In In re Musel, --- B.R. ---, No. 20-42761, 2021 WL 2843847 (Bankr. D. Minn. July 7, 2021) (Ridgway, C.J.), the bankruptcy court denied a trustee’s motion for turnover of tribal gaming revenue payments after holding that tribal law applies and provides that the debtor has no vested property rights in the payments.
The debtor is a member of a tribal nation that enacted a Gaming Revenue Allocation Plan, pursuant to the Federal Indian Gaming Regulatory Act of 1988, under which the debtor and other citizens of that tribal nation receive apportioned monthly payments of the nation’s net gaming revenues. The trustee sought turnover of these payments, arguing that the payments equated to a right to distributions from a business entity. The debtor objected, pointing to the language of the allocation plan, which explicitly provides that the plan does not provide any vested property right or interest in the gaming revenues.

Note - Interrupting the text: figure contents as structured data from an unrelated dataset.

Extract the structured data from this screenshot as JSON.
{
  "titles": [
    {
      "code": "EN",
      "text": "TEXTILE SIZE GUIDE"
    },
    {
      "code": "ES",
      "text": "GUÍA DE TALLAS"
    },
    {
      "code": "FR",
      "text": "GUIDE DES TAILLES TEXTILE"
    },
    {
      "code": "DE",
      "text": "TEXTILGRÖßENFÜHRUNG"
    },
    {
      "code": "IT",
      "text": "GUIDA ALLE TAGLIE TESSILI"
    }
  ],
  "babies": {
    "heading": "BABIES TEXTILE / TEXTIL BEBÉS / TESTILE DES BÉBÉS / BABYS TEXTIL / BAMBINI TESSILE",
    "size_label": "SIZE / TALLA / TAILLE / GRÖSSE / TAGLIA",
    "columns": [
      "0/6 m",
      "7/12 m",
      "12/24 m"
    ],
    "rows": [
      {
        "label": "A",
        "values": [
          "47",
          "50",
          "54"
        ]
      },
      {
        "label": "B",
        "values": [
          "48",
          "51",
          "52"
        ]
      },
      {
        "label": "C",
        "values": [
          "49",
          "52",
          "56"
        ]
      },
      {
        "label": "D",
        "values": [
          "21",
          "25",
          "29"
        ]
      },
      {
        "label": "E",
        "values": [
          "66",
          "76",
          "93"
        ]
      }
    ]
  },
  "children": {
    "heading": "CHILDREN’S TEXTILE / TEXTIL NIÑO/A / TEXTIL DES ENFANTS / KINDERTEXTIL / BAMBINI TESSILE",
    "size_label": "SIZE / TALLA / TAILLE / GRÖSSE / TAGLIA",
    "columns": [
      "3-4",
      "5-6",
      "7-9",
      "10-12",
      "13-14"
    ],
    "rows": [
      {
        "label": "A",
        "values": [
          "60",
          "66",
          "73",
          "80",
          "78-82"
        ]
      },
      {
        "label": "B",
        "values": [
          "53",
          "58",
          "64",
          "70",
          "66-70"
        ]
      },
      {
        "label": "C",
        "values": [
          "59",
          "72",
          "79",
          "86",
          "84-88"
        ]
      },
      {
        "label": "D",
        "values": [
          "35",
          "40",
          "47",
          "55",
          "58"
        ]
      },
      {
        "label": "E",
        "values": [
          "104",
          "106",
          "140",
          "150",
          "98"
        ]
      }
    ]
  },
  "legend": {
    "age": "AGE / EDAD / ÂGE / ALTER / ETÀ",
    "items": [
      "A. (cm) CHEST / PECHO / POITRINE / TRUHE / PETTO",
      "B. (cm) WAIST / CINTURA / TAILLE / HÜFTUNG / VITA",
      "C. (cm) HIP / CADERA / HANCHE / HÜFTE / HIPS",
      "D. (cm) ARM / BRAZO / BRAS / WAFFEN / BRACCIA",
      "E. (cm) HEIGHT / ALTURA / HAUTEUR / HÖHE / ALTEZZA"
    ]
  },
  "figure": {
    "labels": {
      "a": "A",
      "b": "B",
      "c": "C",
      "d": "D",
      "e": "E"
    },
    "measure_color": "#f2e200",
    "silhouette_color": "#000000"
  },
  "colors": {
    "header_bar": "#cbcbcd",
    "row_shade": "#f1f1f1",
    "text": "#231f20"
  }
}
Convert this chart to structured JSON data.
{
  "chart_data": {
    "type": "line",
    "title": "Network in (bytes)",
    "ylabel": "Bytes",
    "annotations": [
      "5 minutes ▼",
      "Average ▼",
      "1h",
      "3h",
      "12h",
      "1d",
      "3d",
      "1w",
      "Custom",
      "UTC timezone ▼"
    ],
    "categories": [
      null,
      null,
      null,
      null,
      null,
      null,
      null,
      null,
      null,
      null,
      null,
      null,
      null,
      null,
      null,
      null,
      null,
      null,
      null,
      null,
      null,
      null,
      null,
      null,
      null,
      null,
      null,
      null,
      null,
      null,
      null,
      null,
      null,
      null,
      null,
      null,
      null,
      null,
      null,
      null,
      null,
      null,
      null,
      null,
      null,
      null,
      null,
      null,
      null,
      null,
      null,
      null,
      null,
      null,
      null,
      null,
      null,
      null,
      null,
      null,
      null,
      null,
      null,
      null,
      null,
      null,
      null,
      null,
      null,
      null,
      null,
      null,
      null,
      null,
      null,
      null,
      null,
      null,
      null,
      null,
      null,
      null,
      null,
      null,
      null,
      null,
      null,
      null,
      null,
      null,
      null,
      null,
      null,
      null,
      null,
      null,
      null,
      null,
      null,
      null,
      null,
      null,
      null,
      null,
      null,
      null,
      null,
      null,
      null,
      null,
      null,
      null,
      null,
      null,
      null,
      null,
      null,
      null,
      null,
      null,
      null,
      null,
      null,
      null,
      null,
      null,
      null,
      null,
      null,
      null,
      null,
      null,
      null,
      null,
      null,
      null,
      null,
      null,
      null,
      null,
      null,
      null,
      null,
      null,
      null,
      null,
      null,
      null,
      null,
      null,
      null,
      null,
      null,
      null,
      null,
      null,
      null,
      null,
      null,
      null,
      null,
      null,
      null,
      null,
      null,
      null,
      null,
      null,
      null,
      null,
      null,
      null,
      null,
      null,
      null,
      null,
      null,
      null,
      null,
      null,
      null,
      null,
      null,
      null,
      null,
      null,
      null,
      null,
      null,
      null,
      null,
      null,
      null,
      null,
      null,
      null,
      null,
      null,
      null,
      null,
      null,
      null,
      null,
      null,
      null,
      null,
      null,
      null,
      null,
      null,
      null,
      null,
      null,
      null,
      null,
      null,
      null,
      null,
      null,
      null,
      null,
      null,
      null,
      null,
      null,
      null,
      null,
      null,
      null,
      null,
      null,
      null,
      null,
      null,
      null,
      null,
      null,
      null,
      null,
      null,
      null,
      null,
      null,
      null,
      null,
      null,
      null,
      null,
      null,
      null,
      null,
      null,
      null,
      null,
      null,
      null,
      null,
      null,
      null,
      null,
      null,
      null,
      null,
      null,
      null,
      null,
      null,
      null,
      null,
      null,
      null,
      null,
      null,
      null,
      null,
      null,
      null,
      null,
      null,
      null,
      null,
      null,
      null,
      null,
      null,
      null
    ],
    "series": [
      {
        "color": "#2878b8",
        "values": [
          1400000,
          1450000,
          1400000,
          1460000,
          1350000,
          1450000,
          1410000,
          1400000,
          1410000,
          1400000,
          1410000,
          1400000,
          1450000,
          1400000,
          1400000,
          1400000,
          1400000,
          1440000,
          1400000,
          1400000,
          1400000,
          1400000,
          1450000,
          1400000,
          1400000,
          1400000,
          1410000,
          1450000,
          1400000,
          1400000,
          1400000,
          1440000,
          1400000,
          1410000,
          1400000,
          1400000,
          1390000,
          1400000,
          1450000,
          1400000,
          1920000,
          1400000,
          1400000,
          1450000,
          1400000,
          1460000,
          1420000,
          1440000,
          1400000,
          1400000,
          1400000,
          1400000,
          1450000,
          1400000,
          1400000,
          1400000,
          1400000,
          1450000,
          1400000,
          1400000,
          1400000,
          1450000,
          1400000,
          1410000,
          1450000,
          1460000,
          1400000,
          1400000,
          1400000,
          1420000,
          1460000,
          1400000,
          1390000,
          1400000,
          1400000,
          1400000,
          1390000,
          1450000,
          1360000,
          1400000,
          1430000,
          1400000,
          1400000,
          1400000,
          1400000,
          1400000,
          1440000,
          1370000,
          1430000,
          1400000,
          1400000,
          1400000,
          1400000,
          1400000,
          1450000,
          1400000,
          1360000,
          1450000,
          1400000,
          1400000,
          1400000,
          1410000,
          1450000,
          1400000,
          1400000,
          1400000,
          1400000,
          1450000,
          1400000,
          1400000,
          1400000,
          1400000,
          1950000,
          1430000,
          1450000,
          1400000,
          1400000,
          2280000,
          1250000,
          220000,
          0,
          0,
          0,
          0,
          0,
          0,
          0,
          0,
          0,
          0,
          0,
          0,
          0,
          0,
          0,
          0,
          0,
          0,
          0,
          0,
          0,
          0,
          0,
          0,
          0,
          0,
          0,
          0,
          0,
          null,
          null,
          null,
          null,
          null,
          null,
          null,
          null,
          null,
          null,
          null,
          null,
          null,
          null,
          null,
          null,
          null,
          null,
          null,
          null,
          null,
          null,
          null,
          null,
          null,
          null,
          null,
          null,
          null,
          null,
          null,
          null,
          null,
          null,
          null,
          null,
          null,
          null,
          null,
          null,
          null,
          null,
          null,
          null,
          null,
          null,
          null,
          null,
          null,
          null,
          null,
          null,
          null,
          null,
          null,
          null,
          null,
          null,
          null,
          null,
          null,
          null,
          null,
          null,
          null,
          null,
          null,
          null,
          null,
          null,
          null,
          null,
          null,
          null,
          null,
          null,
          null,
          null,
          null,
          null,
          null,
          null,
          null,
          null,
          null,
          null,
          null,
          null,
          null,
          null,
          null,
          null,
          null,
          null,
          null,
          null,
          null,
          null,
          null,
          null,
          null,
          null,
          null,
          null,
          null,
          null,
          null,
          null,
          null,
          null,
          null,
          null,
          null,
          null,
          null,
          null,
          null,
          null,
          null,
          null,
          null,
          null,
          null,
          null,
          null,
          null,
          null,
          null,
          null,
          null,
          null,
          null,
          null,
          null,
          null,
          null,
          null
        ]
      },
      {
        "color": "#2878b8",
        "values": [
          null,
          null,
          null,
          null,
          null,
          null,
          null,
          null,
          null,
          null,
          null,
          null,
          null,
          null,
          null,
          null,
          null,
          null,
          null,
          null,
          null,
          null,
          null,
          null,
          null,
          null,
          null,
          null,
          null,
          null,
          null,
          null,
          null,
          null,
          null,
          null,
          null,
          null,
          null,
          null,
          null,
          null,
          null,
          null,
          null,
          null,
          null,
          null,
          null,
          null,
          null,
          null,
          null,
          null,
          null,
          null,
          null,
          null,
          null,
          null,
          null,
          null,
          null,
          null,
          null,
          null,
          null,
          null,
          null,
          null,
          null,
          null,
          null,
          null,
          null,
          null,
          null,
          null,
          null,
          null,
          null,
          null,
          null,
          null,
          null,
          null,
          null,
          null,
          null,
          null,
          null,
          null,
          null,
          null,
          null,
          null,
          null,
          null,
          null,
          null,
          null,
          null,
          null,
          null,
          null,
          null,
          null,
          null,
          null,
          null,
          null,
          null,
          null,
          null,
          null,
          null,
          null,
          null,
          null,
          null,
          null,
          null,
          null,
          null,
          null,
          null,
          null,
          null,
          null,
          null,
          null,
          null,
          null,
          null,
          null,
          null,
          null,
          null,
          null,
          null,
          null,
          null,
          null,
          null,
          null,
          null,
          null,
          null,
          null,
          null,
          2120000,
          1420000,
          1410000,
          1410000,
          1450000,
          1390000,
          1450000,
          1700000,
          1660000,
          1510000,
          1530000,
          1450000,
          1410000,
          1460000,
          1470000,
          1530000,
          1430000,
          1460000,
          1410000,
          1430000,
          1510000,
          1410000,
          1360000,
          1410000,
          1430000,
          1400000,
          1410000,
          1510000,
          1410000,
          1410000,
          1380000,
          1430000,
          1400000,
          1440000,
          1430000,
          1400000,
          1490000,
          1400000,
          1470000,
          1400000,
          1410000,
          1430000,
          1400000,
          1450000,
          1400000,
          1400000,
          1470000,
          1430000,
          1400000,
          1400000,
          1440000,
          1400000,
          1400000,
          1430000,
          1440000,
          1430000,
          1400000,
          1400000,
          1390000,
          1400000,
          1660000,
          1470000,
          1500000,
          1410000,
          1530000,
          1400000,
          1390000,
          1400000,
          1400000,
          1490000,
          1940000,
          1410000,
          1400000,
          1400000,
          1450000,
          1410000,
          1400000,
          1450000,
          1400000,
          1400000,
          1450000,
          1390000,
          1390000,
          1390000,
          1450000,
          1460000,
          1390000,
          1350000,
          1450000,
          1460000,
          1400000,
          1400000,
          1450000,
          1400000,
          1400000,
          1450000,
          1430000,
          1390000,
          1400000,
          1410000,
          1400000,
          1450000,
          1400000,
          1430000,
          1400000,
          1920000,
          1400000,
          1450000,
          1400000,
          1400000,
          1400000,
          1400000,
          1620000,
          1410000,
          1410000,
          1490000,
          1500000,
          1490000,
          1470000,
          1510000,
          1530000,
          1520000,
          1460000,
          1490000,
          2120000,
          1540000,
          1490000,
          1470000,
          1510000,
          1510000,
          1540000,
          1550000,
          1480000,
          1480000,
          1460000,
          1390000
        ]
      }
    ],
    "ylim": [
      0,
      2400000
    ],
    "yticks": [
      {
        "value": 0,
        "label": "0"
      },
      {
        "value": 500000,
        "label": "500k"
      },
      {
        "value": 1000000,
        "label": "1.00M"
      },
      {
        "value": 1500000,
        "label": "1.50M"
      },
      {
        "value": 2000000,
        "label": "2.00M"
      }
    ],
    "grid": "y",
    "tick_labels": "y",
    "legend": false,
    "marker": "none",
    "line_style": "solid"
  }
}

After acknowledging a lack of case law precedence or guidance on the issue, the court discussed the range of approaches taken by various court, from (1) considering the right to payments as property of the estate to (2) considering the payments of inconsequential value to the estate to (3) considering the payments themselves as property and the interest as contingent and, focusing on tribal sovereignty, the payments as not property of the estate. The court then discussed the relationship between federal and state law in determining what constitutes property of the estate and ultimately held that tribal law applies to tribal gaming revenues because congress did not provide that state law should supersede tribal sovereignty as to those revenues. The court went on to discuss the wider policy, logic, and equity the court considered to support this conclusion, including discussion of the historical context relating to tribal sovereignty.